You are the City by Petra Kempf, Lars Mueller Publisher by Birkhaeuser, 2009. A book that is not really a book might be more of a book than many others. This book here is really not a book, it is a box of sheets and a leaflet. The sheets are colour prints on clear acetate. It is a radical take on city planning with very limited to do’s and not to do’s.
This is rather refreshing and the fact that the transparent sheets allow for creative combination of the presented content goes way beyond telling the “reader“ about the new ”must” and ”don’t”, but rather directly involves them to participate and shape a number of distinct perspectives on the discussed topic. There is not much more to be said, is there?
Well there might be, there are questions about the formality of the visuals, the similarity of the representation, the limitation in the selection of tools and forms. One could argue that is the stuff for discussion and aftermath of the book, as it is still the authors take on the subject and it probably is, but the book does not offer any format for this. So the engagement with the reader ends there, were the sheets can be combined.
Image by UrbanTick
What Birkhaeuser says about the publication: “Cities are hybrid entities based on multilayered and sometimes contradictory organizing principles. As complex networks of geographic, economic, political and cultural segments, they are caught up in a constant process of differentiation. How are we to understand such dynamic processes, especially the complex connections between individuals, whose movements and interactions leave traces in the urban landscape? This publication offers architects, urban planners and general readers interested in city design and growth a novel approach, a mapping tool that creates a framework for understanding the continually changing configuration of the city. With transparent slides, the tool allows one to superimpose various realities like layers and build new urban connections. It invites readers in short to immerse themselves in the complexity of our cities.”
Image by UrbanTick
The book subtitle is “Observation, organization, and transformation of urban settings”

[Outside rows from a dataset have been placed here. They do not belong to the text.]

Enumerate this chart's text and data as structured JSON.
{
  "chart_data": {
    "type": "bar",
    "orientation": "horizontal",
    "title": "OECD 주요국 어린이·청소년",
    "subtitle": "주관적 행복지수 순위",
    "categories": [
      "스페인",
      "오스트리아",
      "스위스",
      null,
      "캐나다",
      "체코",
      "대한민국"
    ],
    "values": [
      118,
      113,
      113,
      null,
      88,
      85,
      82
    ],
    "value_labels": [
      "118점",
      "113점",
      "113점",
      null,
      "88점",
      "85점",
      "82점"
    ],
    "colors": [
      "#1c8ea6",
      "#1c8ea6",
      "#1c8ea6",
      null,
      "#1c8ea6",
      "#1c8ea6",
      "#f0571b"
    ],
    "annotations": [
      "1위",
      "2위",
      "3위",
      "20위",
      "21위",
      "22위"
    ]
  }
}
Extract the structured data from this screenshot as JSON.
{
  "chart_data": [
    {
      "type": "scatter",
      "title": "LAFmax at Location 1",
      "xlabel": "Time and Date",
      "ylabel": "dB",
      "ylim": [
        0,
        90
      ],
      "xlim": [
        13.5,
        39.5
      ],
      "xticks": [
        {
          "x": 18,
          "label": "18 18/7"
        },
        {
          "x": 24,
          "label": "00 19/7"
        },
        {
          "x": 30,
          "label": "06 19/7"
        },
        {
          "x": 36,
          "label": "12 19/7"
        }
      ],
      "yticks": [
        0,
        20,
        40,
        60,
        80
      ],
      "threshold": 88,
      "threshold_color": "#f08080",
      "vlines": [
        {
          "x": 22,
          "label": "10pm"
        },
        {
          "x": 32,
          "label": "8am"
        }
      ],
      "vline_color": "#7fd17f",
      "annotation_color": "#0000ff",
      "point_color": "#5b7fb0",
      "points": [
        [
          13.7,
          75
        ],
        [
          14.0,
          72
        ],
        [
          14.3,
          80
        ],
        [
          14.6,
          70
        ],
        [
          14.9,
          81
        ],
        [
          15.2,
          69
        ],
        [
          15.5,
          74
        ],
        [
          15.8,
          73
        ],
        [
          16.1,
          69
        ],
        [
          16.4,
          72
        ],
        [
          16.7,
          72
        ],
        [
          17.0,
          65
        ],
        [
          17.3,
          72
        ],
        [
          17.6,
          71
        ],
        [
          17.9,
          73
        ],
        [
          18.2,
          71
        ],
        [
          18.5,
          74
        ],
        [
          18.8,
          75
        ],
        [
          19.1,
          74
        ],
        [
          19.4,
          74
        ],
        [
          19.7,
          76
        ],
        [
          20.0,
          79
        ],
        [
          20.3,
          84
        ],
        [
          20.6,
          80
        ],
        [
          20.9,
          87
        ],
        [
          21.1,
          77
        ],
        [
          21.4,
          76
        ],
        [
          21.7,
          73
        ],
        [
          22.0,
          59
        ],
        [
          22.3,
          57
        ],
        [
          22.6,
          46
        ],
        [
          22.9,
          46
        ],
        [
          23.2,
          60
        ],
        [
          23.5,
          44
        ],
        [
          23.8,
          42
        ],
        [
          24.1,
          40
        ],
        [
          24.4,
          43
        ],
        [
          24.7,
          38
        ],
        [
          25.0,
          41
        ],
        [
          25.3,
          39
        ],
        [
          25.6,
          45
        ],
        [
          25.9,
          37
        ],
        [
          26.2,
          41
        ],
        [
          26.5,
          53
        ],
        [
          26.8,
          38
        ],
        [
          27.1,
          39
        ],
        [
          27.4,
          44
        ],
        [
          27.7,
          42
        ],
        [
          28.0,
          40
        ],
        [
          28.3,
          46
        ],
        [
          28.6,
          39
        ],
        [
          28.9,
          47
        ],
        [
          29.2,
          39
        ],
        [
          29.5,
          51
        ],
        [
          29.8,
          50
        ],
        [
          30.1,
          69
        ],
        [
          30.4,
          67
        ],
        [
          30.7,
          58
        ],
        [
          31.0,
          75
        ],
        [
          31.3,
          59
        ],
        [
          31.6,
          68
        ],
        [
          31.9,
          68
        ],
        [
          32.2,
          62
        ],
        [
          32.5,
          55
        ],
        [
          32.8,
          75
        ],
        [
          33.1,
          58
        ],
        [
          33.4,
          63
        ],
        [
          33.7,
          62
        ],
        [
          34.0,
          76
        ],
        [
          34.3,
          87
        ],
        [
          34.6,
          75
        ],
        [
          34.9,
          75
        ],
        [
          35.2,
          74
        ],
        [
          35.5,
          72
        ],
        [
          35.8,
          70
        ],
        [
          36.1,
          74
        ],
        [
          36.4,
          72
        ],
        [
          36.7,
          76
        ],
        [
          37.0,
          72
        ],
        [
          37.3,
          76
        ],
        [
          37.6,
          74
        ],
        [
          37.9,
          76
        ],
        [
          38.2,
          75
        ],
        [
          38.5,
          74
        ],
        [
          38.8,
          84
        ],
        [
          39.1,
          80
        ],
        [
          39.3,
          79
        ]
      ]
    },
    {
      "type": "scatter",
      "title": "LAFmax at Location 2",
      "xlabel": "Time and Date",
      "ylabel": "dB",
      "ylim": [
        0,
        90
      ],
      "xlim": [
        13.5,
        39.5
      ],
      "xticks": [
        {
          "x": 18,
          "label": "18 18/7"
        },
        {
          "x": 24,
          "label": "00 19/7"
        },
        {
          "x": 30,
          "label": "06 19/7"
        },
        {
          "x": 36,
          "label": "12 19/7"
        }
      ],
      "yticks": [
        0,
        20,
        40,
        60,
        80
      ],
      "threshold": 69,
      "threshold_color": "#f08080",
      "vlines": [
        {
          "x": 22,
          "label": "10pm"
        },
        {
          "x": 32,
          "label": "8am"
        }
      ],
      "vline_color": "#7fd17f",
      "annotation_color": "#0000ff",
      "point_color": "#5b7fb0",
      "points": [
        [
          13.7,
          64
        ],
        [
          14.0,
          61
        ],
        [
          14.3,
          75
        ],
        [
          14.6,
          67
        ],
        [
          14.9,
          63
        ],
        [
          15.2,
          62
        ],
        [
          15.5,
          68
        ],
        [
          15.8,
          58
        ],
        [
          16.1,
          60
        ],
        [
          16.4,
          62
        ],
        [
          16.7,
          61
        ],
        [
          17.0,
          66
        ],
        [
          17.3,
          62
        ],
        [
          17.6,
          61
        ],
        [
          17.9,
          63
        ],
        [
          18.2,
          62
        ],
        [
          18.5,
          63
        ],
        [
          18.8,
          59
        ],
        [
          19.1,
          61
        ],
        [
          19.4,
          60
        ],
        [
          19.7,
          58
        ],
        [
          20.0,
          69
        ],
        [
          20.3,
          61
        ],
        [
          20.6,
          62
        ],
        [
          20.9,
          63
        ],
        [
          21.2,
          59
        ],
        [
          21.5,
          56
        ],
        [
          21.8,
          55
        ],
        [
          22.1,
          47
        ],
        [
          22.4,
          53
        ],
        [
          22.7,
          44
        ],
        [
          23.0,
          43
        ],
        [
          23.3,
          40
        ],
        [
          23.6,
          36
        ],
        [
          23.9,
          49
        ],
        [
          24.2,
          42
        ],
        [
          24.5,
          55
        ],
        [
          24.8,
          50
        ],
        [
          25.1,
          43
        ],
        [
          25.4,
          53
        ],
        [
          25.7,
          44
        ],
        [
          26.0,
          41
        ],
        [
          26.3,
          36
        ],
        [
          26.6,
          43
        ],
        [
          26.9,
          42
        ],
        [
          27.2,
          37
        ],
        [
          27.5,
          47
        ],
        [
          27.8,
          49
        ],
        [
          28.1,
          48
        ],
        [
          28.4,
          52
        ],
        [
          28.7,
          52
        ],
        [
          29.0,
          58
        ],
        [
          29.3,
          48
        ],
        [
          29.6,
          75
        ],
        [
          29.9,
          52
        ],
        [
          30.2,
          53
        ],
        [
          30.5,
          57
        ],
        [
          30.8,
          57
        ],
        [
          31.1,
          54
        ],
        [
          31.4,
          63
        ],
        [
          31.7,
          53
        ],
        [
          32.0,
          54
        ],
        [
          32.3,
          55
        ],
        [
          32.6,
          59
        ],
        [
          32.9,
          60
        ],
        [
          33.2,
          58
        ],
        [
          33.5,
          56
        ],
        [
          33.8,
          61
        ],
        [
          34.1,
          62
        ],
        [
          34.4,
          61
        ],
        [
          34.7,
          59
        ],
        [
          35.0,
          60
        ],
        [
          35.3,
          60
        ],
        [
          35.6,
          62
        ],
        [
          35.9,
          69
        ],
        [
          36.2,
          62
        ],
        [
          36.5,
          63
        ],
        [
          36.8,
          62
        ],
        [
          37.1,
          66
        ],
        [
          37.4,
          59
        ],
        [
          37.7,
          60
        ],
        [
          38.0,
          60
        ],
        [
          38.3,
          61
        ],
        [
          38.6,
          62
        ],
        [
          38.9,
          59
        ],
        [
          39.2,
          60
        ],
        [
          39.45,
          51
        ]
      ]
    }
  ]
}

In regard of the topic of cycles and rhythms in the city, this publication has a similar aim to start describing and understand the city in a dynamic sense. Kempf writes in the introduction titled “To the Curios”: “Cities are an everyday invention. They are informed and imagined by many people at the time. A cities’ form is expressed in a vortex of temporal relations, mirrored in the activities of a collective body o individuals interacting with one another.”
This dynamic approach is also reflected in the naming of the different areas o investigation. The books contains 22 sheets covering four distinct areas, those are: Cosmological Ground; Legislative Agencies; Currents, Flows and Forces; Nodes, Loops and Connections.
The naming ad the approach can provoke links to Lynch. His five elements plan for the city from his “Image of the City” book were: Nodes, Edge, Path, Landmark, District. Five are much simpler to remember ( might be the success of the book) than 22. But obviously there are some more option with a higher number.
It does get complicated though. I can list all of them because I have the leaflet in front of me, but the suggestive and at times literal names are easily confused. But maybe this is not the point. Maybe it is more important to create an image though the naming that guides the combination process. The mix of naming strategies is more confusing. Sometimes it is something like Bus Lines or Airport compared to Information Swirls or Under the Ground. The mix of specific and more poetic names probably makes for the distinct aura of the publication.
Kempf has worked on a very similar project in 2001. Back then she called it Met(r)onymy 1. Images and style are fairly similar. It seems to be something she has started to develop much earlier on.
A very interesting comparison between “You are the City” and an earlier book by Zaha Hadid called “Ubiquitous Urbanism” is made on Kosmograd. The formal relationship of the two projects is striking. Interesting because Petra Kempf is Adjunct Assistant Professor at Colombia, the same institution where Zaha Hadid developed her book.
Image from Kosmograd
I don’t want to leave it here, because this could really create the wrong impression about the book. It is not a copy of something and it is a well thought approach to something new. It really opens the eyes in terms of planning, design approaches but also graphics and communication, You are the city – the City is you ha not promised something it will not be able to deliver, It is rather a very real promise and a rather lasting impression.
And if not for al these reasons you want to have one by now, there is one more. Put all the acetates on one pile, look into the sheets from an angle though the reflection (this book is horrible to photograph at a university with these kind of cheap lighting) and enjoy the depth, physical and theoretical this publication is able to create just there in front of you. This is worth buying a book for. Is it a book?
Image by UrbanTick
Kempf, P., 2009. You are the City Pap/Trspy., Baden: Lars Müller Publishers.